Quel est le strapontin auteur du texte concernant le film  » La femme qui est parie » ? Je suis du même avis et pense que nous voyons là un très grand film. Curieux, hors du commun, indispensable. Il se déroule pendant 3h46 en plans fixes devant le spectateur qui doit s’immerger dans ce noir et blanc splendide. Plans fixes qui vont faire apparaître, disparaître les personnages obligeant ce même spectateur à comprendre les intentions du metteur en scène. Une femme sort de prison, elle est libérée ,injustement condamnée. Son but; la vengeance mais également retrouver un fils perdu dans les dépôts sordides de Manille. Film sur la vengeance, soit, sur le bien et le mal, mais le film est un faux ami, car il va emmener le spectateur dans les domaines de l’empathie, la compassion, la reconnaissance… Film qui porte son regard sur un pays qui va mal avec ses pauvres, ses vrais pauvres qui s’abritent dans des cabanes, avec ses exclus : les travestis, les bossus, les boiteux .. Par moments, on songe à Dostoîevski et aussi à tous ces films japonais des années 50-60 , comme ceux de Kurosawa par exemple. A voir absolument. Strapontin 1


LA FEMME QUI EST PARTIE

Mis en scène comme une pièce de théâtre, dans un décor minimaliste, servi par un environnement d’une très grande pauvreté, ce film pose le cadre d’un dépouillement extrême, afin de mieux cerner les personnages, les mettre à nu, dans une vérité sans fard. Ils peuvent alors incarner toute l’intensité et la profondeur qui les habitent.

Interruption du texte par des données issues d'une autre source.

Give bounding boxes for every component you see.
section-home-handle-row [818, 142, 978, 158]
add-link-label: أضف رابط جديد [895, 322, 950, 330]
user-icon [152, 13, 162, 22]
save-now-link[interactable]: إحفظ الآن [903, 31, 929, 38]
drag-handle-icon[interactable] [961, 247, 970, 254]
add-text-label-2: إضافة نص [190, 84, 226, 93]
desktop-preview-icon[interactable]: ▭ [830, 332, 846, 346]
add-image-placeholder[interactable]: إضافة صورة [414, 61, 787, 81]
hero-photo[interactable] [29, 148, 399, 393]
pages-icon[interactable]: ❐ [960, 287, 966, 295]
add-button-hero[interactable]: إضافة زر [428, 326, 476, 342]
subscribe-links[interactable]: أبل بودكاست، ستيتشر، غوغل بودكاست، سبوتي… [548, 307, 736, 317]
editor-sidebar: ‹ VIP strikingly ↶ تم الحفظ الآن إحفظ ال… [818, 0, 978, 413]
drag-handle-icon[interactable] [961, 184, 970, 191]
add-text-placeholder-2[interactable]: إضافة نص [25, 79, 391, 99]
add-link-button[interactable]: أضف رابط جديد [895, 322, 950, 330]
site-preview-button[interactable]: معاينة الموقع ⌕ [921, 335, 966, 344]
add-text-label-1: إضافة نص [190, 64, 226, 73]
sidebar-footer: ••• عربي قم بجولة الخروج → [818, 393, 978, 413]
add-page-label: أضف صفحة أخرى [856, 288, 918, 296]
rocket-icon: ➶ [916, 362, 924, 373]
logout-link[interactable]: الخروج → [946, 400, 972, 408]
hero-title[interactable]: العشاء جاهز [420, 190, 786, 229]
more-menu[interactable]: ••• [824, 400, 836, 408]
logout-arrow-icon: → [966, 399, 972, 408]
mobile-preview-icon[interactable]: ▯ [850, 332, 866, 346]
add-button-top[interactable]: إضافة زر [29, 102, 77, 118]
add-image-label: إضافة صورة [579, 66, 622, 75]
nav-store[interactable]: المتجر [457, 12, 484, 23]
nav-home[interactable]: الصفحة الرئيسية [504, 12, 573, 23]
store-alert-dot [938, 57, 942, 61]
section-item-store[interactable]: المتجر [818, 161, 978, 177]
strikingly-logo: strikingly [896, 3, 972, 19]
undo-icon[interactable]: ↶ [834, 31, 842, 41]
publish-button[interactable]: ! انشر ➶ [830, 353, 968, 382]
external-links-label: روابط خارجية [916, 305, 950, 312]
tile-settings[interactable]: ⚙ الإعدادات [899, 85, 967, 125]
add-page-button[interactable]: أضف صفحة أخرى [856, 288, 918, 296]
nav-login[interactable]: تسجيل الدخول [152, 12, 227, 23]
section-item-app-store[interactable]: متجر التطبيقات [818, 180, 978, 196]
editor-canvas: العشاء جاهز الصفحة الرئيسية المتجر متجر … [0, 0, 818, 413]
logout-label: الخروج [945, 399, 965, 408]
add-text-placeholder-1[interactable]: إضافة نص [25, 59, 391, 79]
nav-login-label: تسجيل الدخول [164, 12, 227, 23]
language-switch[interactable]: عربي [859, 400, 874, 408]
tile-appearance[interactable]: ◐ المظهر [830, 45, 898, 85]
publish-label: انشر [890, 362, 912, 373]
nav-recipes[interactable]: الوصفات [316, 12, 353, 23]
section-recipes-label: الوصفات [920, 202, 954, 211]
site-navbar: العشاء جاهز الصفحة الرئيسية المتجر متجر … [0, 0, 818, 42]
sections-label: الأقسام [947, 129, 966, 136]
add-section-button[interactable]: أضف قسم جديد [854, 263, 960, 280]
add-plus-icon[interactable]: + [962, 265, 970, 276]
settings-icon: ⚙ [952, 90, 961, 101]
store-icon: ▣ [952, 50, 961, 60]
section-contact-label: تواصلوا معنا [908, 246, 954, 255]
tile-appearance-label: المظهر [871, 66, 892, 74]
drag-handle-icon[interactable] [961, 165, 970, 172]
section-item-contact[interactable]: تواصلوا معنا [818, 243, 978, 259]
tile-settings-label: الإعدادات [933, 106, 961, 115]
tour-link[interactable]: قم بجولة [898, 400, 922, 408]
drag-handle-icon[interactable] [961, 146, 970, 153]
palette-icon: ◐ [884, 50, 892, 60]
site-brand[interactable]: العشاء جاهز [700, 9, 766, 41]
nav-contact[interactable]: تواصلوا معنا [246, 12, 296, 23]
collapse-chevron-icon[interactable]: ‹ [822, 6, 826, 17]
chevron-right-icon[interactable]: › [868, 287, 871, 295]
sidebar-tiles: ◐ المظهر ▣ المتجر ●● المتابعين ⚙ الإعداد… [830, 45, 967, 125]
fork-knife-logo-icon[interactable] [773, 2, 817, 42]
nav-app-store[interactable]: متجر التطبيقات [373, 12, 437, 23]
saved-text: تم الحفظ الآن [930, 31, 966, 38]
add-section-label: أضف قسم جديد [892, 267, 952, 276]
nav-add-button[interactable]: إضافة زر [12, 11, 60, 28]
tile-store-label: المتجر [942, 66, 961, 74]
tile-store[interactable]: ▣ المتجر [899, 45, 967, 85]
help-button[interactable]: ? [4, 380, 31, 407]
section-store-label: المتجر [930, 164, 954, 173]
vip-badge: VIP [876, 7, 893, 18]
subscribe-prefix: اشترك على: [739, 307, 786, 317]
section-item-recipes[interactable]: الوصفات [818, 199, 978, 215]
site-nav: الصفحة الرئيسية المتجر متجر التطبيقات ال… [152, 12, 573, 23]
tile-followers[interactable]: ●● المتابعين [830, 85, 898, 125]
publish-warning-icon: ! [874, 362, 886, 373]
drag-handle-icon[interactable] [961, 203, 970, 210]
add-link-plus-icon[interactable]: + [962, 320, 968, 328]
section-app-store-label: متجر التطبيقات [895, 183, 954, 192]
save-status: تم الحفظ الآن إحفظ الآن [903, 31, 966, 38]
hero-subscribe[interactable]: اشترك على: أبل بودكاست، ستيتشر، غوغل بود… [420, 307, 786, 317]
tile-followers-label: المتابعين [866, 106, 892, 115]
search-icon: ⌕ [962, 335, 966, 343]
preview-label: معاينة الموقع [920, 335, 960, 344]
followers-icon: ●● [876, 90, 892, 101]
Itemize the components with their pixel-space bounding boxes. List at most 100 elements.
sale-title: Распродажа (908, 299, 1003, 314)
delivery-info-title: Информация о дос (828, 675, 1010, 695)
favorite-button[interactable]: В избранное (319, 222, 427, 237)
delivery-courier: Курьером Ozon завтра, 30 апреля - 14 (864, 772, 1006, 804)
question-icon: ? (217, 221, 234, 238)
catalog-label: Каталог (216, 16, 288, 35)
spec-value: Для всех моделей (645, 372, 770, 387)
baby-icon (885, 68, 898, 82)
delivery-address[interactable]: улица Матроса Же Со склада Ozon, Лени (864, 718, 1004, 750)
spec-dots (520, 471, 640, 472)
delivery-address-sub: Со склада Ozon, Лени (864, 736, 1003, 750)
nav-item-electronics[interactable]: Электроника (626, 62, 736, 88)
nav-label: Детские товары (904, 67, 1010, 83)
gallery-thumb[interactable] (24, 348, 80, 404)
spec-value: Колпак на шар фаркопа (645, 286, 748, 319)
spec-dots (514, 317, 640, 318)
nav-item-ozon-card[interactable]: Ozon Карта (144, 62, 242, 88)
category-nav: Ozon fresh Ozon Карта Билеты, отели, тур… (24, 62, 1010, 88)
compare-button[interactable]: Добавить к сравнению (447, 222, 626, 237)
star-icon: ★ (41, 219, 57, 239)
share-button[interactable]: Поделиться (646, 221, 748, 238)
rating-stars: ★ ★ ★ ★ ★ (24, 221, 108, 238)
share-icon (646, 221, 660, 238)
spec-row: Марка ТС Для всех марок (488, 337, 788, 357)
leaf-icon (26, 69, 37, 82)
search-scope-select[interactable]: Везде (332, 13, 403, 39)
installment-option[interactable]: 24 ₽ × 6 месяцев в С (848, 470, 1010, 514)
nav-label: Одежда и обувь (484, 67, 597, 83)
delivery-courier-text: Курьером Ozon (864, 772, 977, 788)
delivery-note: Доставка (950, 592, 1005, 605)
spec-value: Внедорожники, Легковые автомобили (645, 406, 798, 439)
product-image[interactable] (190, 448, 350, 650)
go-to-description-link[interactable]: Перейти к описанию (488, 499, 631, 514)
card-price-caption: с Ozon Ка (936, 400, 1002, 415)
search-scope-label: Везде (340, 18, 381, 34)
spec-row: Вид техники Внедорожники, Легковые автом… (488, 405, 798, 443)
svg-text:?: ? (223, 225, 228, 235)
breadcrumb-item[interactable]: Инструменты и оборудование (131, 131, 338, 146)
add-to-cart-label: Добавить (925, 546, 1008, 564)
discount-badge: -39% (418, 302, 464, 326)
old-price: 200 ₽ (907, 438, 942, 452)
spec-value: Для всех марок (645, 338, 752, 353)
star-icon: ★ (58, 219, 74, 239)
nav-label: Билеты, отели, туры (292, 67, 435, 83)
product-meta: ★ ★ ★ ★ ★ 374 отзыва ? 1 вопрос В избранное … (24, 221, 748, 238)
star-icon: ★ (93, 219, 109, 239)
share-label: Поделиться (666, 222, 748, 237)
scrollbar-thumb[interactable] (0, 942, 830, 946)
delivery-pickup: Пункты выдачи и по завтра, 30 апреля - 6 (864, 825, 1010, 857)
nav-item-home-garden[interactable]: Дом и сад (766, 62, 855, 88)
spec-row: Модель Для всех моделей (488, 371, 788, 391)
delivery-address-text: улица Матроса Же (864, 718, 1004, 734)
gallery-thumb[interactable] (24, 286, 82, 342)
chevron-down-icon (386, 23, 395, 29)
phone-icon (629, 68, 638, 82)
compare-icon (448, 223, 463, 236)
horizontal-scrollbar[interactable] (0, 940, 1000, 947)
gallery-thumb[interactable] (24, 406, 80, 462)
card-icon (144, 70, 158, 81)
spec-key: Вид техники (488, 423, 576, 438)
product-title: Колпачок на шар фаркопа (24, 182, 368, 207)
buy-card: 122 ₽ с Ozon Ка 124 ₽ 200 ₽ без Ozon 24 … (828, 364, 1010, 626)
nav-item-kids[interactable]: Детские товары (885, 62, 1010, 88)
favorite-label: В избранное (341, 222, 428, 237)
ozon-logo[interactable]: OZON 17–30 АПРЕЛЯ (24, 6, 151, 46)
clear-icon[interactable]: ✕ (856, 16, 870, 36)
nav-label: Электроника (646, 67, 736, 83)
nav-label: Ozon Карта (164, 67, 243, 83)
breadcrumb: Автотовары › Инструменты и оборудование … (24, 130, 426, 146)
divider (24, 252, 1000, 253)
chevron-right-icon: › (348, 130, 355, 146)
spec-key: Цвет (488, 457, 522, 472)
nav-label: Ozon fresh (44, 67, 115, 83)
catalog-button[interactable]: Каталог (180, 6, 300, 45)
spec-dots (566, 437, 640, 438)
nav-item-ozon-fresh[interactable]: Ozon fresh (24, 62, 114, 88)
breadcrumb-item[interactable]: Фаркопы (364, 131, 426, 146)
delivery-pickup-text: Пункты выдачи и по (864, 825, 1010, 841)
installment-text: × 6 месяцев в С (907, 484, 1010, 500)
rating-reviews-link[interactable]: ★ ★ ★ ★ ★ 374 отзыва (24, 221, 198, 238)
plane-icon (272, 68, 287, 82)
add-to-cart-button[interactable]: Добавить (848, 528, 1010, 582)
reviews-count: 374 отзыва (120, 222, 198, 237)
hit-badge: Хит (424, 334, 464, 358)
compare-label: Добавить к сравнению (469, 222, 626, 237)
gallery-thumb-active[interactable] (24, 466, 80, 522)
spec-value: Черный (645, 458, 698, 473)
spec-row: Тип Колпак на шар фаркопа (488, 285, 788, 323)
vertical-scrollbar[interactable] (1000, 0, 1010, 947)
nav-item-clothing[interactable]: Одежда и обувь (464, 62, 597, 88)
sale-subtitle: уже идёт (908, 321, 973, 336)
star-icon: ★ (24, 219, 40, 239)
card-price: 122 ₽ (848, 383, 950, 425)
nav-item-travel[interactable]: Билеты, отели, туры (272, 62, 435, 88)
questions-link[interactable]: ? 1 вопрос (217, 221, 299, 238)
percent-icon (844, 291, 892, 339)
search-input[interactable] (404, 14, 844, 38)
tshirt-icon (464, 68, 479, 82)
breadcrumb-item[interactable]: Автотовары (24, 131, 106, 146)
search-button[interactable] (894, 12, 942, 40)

Ce dépouillement extérieur n’est pas sans refléter la vie intérieure, dense et riche, des personnages qui s’y déploient. Et en particulier, de l’héroïne, Horacia, suivie au sortir de ses 33 années de prison, pour lesquelles elle a été condamnée à tort. Étrangement, ni l’amertume, ni l’isolement, ni la solitude ne semblent l’habiter. Déterminée, dans son caractère et dans sa quête de vengeance, aucun Autre ne vient troubler son cheminement intérieur. Elle porte un regard très humain sur tous ceux qu’elle croise, misérables, en détresse et c’est ce qui fait toute la force du film.

En noir et blanc, le clair obscur qui enveloppe les acteurs, n’a de cesse de nous renvoyer à l’ombre qui habite chacun d’entre nous et la lumière ne pourra s’y accrocher, afin de  révéler notre puissance intérieure, que si cette ombre est cherchée, regardée, reconnue, comme le fait Horacia, pour nous guider vers le chemin de l’HUMANITE. D’ailleurs la profondeur des plans, nous appelle vers un ailleurs, un autre possible.